The non-pathogenic E. dispar and E. moshkovskii, which are 10 times more common than E. histolytica in stool specimens, have cysts which appear identical by microscopy but never become invasive.  Other non-pathogenic ameba, which are morphologically distinct include: E. polecki, E. hartmanni, and E. coli.

Typical presentation of ALA in Perú includes an insidious onset over several weeks, fever in 90%, weight loss in about half, concomitant diarrhea in about a third, abdominal pain in over 90%, tender hepatomegaly in 30-50%, and jaundice in less than half.  There is a male predominance and most infections are in 20-50 year olds.

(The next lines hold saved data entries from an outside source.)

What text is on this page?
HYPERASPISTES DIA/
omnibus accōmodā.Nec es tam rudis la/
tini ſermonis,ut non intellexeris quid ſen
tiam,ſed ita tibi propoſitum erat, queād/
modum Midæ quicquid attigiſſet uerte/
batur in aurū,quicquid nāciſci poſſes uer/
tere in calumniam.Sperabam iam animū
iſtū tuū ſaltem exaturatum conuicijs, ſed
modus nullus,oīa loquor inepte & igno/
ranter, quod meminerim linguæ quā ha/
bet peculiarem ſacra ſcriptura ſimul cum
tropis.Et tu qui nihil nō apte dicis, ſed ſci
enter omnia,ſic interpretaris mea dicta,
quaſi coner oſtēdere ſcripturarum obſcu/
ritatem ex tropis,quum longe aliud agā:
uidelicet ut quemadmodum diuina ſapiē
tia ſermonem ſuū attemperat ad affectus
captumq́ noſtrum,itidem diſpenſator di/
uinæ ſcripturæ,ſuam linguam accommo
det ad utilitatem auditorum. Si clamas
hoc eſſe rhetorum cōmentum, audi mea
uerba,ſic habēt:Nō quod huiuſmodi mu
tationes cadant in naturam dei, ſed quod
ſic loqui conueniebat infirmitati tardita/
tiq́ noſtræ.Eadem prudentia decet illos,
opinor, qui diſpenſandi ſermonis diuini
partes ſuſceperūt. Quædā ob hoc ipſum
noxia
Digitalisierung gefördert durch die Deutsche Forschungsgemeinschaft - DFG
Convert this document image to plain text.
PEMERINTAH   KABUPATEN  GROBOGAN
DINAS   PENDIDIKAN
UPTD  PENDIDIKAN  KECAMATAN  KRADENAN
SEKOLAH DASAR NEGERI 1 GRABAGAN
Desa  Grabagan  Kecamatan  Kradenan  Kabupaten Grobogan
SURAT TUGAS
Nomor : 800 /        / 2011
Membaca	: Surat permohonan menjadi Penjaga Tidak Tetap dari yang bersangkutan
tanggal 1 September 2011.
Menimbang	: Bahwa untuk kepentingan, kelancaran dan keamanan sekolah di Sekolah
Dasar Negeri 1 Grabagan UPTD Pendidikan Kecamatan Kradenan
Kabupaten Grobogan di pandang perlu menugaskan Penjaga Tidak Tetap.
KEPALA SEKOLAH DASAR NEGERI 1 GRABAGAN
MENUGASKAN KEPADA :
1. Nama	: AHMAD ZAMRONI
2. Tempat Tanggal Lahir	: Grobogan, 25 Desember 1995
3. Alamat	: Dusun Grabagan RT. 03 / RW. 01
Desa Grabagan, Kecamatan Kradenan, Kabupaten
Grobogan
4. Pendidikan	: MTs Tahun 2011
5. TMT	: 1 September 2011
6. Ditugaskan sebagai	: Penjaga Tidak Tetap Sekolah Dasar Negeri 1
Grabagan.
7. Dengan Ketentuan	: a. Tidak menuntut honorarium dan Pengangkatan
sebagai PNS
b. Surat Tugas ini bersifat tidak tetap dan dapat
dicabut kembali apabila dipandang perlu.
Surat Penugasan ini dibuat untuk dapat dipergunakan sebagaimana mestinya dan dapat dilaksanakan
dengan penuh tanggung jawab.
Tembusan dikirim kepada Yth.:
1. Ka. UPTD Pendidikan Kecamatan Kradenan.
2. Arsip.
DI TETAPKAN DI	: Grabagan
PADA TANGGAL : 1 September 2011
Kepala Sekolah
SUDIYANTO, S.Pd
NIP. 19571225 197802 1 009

General laboratory findings include an elevated white count with left shift in almost all patients, mildly elevated transaminases and alkaline phosphatase, and sometimes mildly elevated bilirubin.  As most patients at the time of diagnosis of ALA do not have a concurrent intestinal infection with Entamoeba histolytica, stool examination is positive in less than 10% of cases.

The noninvasive diagnosis of ALA is challenging.  Serology is positive in approximately 90-100% of invasive amebiasis cases either intestinal or extra-intestinal but only become positive by the second week of illness.  ELISA is currently the most common commercially available antibody detection test used.  Anti-amebic antibodies are not present in non-invasive or asymptomatic infection and are not present in E. dispar.

Using a commercial kit, the Gal/GalNAc lectin antigen of E. histolytica can be detected in serum in 96% of ALA cases and is present in abscess fluid about 50% of the time.  As with stool microscopy, antigen is infrequently present in stool in ALA cases [J Clin Microbiol. 2000 Sep;38(9):3235-9].  However, patients with amebic intestinal infection with another cause for a liver lesion may also have serum antigen present though this is not a frequent occurrence.  Detection of antigen in the abscess fluid, however, is a definitive finding.  Serum antigen detection is significantly affected by treatment with a negative test result after one week of treatment in 82% of patients; the test should be ordered before starting antibiotics or soon thereafter.  A recent study has shown that when both tests are performed, E. histolytica DNA can be detected either in urine or saliva in 97% (92/95) of ALA cases by real-time PCR [J Clin Microbiol. 2010 Aug;48(8):2798-801].  DNA was present in serum in only 49% of ALA cases.

Imaging typically shows an elevated R hemi-diaphragm, as in our case.  On ultrasound or CT scan a single abscess is found in 90% of cases.  As spread from the intestine occurs via the portal circulation it is thought that initial small multiple abscesses often coalesce into one large abscess within a short period of time.  Differential diagnosis includes pyogenic liver abscess, which is much more common in older individuals but usually is identical on ultrasound or CT scan and presents with a similar clinical picture.  Patients with echinococcal cysts usually have distinctly different CT scan appearances [see Gorgas Case 2003-03] and are rarely febrile, ill-appearing or toxic.  Hydatid cysts often are complex with daughter cysts and distinct internal septations.  Some hepatomas may also appear similar on CT scan.

Treatment is with either metronidazole (10 days) or tinidazole (5 days), plus a lumen active agent such as paromomycin or diodoquinol.  Oral therapy is the preferred route.  Therapeutic aspiration of an amebic abscess is not usually necessary.  Indications include no resolution of fever by Day 4-5 of anti-protozoal therapy, large abscess (>10 cm), or left lobe location (danger of pericardial invasion).  Response to therapy is monitored by resolution of fever.  The hepatic cavity created by the abscess may remain detectable by ultrasound or CT for more than 6-12 months and is not an indicator of treatment success or failure.Our patient remained febrile after 4 days of combined antibiotic and anti-amebic therapy and with a 9 cm cyst, aspiration and drainage for both diagnostic confirmation and therapeutic effect was undertaken.  His fever then resolved within 24 hours of the procedure.